Events

Title: Distinct Eignvalues and Sensitivity

Abstract: 

For a graph $G$, the class of real-valued symmetric matrices whose zero-nonzero pattern of off-diagonal entries is described by the adjacencies in $G$ is denoted by $S(G)$. The inverse eigenvalue problem for the multiplicities of the eigenvalues of $G$ is to determine for which ordered list of positive integers $m_1\geq m_2\geq \cdots\geq m_k$ with $\sum_{i=1}^{k} m_i=|V(G)|$, there exists a matrix in $S(G)$ with distinct eigenvalues ${\lambda_1,\lambda_2,\cdots, \lambda_k}$ such that $\lambda_i$ has multiplicity $m_i$.

Title: Chromatic symmetric functions of Dyck paths and $q$-rook theory

Abstract:

Given a graph and a set of colors, a coloring of the graph is a function that associates each vertex in the graph with a color. In 1995, Stanley generalized this definition to symmetric functions by looking at the number of times each color is used and extending the set of colors to $\mathbb{Z}^+$. In 2012, Shareshian and Wachs introduced a refinement of the chromatic functions for ordered graphs as $q$-analogues.
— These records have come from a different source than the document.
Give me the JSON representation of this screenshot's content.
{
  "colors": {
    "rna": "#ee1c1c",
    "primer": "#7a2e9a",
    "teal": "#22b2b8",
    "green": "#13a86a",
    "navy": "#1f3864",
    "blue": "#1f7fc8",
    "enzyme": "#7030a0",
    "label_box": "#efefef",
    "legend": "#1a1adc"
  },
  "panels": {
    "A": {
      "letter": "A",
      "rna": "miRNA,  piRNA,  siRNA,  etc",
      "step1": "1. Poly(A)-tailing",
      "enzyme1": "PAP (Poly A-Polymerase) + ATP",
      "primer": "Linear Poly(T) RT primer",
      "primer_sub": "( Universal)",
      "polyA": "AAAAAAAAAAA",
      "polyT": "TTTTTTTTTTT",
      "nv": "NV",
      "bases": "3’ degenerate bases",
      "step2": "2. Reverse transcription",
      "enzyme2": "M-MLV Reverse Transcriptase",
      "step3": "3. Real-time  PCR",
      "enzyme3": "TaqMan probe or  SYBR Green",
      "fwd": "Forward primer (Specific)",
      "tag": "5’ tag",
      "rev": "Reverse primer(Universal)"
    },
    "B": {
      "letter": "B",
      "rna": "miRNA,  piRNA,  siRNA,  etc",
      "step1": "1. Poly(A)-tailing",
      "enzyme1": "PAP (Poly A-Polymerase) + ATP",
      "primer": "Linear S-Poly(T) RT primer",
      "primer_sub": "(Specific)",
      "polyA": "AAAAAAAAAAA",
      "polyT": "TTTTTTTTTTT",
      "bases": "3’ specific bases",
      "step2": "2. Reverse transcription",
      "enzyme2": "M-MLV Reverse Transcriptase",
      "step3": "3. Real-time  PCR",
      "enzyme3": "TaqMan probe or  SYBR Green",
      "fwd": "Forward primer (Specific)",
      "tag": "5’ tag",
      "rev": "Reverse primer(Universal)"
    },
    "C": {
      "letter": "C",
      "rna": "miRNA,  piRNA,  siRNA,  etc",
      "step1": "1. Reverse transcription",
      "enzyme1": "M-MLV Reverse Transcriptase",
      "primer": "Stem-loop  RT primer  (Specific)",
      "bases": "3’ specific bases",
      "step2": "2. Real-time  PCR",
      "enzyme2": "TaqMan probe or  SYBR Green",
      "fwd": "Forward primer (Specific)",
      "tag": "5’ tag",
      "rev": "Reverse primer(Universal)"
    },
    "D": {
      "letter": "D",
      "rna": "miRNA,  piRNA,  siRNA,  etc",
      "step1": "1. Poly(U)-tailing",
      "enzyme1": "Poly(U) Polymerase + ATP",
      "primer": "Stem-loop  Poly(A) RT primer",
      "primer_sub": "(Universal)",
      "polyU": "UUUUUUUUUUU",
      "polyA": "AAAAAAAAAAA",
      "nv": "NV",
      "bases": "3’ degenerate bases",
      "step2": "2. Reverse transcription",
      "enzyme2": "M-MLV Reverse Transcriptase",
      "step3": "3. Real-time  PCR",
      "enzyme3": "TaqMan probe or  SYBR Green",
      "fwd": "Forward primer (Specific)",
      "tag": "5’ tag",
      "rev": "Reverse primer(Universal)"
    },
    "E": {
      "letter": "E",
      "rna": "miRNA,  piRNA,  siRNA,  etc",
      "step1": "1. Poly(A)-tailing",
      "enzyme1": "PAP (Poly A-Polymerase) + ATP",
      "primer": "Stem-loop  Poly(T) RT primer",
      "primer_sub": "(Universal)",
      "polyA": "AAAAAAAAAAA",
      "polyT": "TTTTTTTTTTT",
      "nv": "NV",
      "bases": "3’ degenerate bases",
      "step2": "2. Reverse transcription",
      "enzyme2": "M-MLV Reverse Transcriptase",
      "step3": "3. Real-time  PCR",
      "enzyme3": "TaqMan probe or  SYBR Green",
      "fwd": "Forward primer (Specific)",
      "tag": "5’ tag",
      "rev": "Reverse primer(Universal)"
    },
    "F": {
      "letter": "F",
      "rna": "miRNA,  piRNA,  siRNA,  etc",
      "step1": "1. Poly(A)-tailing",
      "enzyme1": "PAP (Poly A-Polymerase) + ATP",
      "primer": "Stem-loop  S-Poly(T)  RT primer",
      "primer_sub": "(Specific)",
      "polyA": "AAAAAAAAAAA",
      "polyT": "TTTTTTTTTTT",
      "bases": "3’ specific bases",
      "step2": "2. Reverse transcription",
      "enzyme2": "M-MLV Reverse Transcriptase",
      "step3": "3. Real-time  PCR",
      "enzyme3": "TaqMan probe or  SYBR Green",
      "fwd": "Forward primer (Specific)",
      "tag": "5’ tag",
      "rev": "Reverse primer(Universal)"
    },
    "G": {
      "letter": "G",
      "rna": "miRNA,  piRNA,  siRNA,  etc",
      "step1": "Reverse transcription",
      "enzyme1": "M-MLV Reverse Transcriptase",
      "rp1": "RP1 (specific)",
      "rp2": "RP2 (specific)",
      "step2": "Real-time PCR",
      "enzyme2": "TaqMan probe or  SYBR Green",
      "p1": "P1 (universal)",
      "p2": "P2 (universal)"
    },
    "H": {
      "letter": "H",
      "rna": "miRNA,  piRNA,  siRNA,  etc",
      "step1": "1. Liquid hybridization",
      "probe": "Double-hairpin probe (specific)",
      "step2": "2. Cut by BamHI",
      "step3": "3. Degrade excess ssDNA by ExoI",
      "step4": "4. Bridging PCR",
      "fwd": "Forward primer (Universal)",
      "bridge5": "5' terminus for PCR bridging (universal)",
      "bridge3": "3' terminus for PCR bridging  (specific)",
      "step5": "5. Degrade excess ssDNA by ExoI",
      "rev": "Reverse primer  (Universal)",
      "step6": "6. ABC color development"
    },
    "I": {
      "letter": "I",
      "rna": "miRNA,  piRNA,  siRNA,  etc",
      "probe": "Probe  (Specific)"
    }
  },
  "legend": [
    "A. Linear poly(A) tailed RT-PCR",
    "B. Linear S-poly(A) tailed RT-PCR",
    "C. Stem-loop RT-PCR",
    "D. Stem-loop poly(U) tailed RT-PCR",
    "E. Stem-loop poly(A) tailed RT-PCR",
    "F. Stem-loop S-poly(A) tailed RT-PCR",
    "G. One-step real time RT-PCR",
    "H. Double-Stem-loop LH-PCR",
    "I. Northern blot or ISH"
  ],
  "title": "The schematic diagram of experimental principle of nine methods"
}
Title: Sparse PSD approximation of the PSD cone

Abstract:

While semidefinite programming (SDP) problems are polynomially solvable in theory, it is often difficult to solve large SDP instances in practice. One computational technique used to address this issue is to relax the global positive-semidefiniteness (PSD) constraint and only enforce PSD-ness on smaller k × k principal submatrices — we call this the sparse SDP relaxation.

Title: Complex Hadamard diagonalizable graphs

Abstract: 

A graph is complex Hadamard diagonalizable if its Laplacian matrix is diagonalizable by a complex Hadamard matrix.

This is a natural generalization of the Hadamard diagonalizable graphs introduced by Barik, Fallat and Kirkland.

My interest in these graphs is two-fold:

Title: K-fractional revival and approximate K-fractional revival on path graphs

Abstract:

A continuous-time quantum walk is a process on a network of quantum particles that is governed by the transition matrix U(t) = e^{-itA}, where is A is the adjacency matrix of the graph. The two-vertex phenomenon fractional revival occurs between vertices u and v at time t if the columns of U(t) corresponding to u and v are only supported on the rows indexed by those same two vertices. The well-studied perfect state transfer is a special case of this.

Title: Analytic Combinatorics, Rigorous Numerics, and Uniqueness of Biomembranes

Abstract:

Since the invention of the compound microscope in the early seventeenth century, scientists have marvelled over red blood cells and their surprising shape. An influential model of Canham predicts the shapes of blood cells and similar biomembranes come from a variational problem minimizing the "bending energy" of these surfaces. Because observed (healthy) cells have the same shape in humans, it is natural to ask whether the model admits a unique solution. Here, we prove solution uniqueness for the genus one Canham problem.

Title: Finding and Counting k-cuts in Graphs

Abstract:

For an undirected graph with edge weights, a k-cut is a set of edges whose deletion breaks the graph into at least k connected components. How fast can we find a minimum-weight k-cut? And how many minimum k-cuts can a graph have? The two problems are closely linked. In 1996 Karger and Stein showed how to find a minimum k-cut in approximately n^{2k-2} time; their proof also bounded the number of minimum k-cuts by n^{2k-2}, using the probabilistic method.

Title: Various Maximum Nullities Associated with a Graph

Abstract:

Given a graph, we associate a collection of (typically symmetric) matrices S whose pattern of non-zero entries off of the main diagonal respects the edges in the graph. To this set, we let M denote the maximum possible nullity over all matrices in S. Depending on the choice of the set S, and the family of graphs considered, the parameter M often corresponds to an interesting combinatorial characteristic (planarity, connectivity, coverings, etc.) of the underlying graph.

Title: The growth of groups and algebras

Abstract:

We give an overview of the theory of growth functions for associative algebras and explain their significance when trying to understand algebras from a combinatorial point of view.  We then give a classification for which functions can occur as the growth function of a finitely generated associative algebra up to asymptotic equivalence. This is joint work with Efim Zelmanov.

Title: Fast simulation of planar Clifford circuits

Abstract:

Clifford circuits are a special family of quantum circuits that can be simulated on a classical computer in polynomial time using linear algebra. Recent work has shown that Clifford circuits composed of nearest-neighbor gates in planar geometries can solve certain linear algebra problems provably faster --as measured by circuit depth-- than classical computers.